The weight of it pressed down on me, heavy enough to crush my chest. Everything I had believed, every hope, every tie I had held onto—it was all a lie. Or perhaps it was real, just… misplaced in time. I wondered if the world itself had been waiting for me to be born at the wrong moment, to play the wrong role.
It was like acting. I had been handed a script I didn’t understand, pushed onto a stage I hadn’t chosen. My lines were given to me, my reactions expected, my part rehearsed without me knowing it. And yet, in the middle of this cruel theater, I was forced to improvise, forced to survive, forced to… decide.
I swallowed hard, jaw aching. I thought of every face I had loved, every moment I had held sacred. All gone. Dead. Buried in some future I had never walked into, a reality that had no room for me. And yet…
I glanced to my left. On the ground was a firearm, Cassian’s gun. Cold steel, simple, effective. My heartbeat stuttered, then found rhythm again.
I looked back at Autumna. Her golden eye caught mine, unblinking, aware. The flowers were trembling on her skin like a living pulse of menace. She was the storm. And I… I was about to step into it.

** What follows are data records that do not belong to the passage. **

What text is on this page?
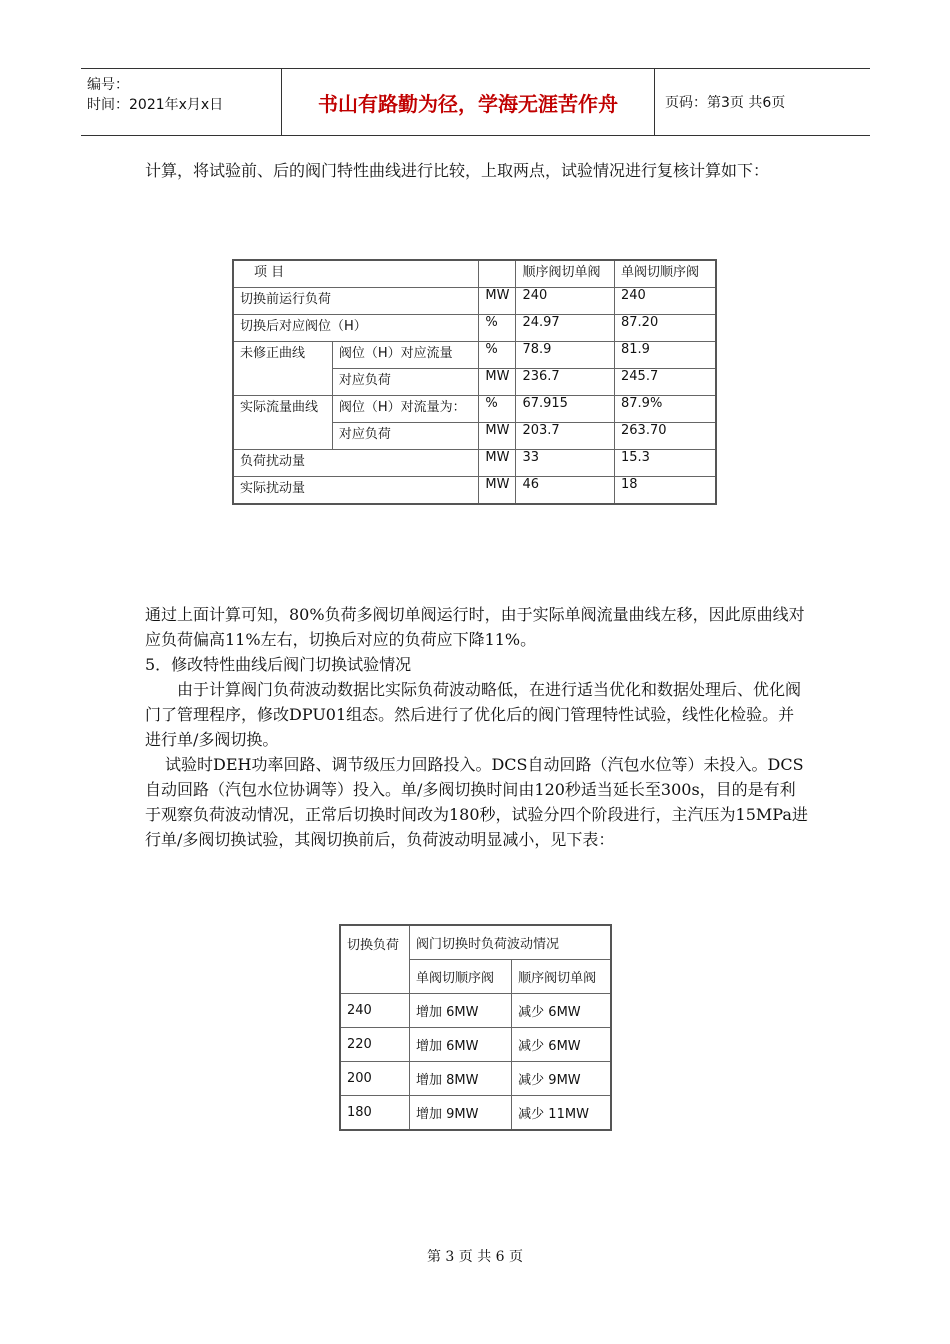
编号：
时间：2021年x月x日	书山有路勤为径，学海无涯苦作舟	页码：第3页 共6页

计算，将试验前、后的阀门特性曲线进行比较，上取两点，试验情况进行复核计算如下：

项 目			顺序阀切单阀	单阀切顺序阀
切换前运行负荷		MW	240	240
切换后对应阀位（H）		%	24.97	87.20
未修正曲线	阀位（H）对应流量	%	78.9	81.9
	对应负荷	MW	236.7	245.7
实际流量曲线	阀位（H）对流量为：	%	67.915	87.9%
	对应负荷	MW	203.7	263.70
负荷扰动量		MW	33	15.3
实际扰动量		MW	46	18

通过上面计算可知，80%负荷多阀切单阀运行时，由于实际单阀流量曲线左移，因此原曲线对应负荷偏高11%左右，切换后对应的负荷应下降11%。

5．修改特性曲线后阀门切换试验情况

由于计算阀门负荷波动数据比实际负荷波动略低，在进行适当优化和数据处理后、优化阀门了管理程序，修改DPU01组态。然后进行了优化后的阀门管理特性试验，线性化检验。并进行单/多阀切换。

试验时DEH功率回路、调节级压力回路投入。DCS自动回路（汽包水位等）未投入。DCS自动回路（汽包水位协调等）投入。单/多阀切换时间由120秒适当延长至300s，目的是有利于观察负荷波动情况，正常后切换时间改为180秒，试验分四个阶段进行，主汽压为15MPa进行单/多阀切换试验，其阀切换前后，负荷波动明显减小，见下表：

切换负荷	阀门切换时负荷波动情况	
	单阀切顺序阀	顺序阀切单阀
240	增加 6MW	减少 6MW
220	增加 6MW	减少 6MW
200	增加 8MW	减少 9MW
180	增加 9MW	减少 11MW
第 3 页 共 6 页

My hand moved. Slow. Deliberate.
I kneeled.
My fingers curled tighter around the gun as I rose. My knees felt like glass, but I forced them to straighten. The room felt too large and too small at once, all of us trapped inside some stage set carved out of metal and blood.
Autumna’s gaze flicked toward me. Her golden eye glinted, no longer lost in the maze of her own thoughts. The flowers at her skin stilled, like a theater crowd falling silent. She thought she knew what I’d do next.
I drew in a shaky breath. “You want to know something, Autumna?”
My voice cracked, but I didn’t stop. “This whole time… I’ve been waiting for someone to tell me my lines. To tell me where to stand, what to say, what my role was supposed to be.”
I took a step toward her. My shoes slipped in the blood, but I caught myself, pulling my shoulders back. “You’ve been talking about pain, about power. But all you ever wanted was an audience. Someone to witness you. Someone to make you real.”
My heartbeat thudded in my ears. My throat burned. “I was like that once. I kept thinking this was someone else’s story. That I was just the unlucky guy who got thrown into the wrong act. That one day someone would explain it, and I’d go home.”
I swallowed. My mouth tasted like rust. “But you want the truth now?” My voice sharpened, louder, echoing off the walls. “Too late. The story’s already printed. Blood and all.”
I clutched my chest—part of the scene. Except it kind of hurt.
“You didn’t want me, you don’t love me.”
I whispered, louder than a shout. “You wanted a version of me that bled neatly.”
The lines I had left.
I didn’t remember them.
But I’ll make them myself.
And this time, for the first time, I wasn’t acting.
“They built me to be a prop.
I’ll die as the director.”
And in that moment, comprehension dawned in her eyes—silent, inescapable, like ice creeping through her veins.
Her hand shot out, desperate, but too late.
The gun rose in my hands. I closed my eyes.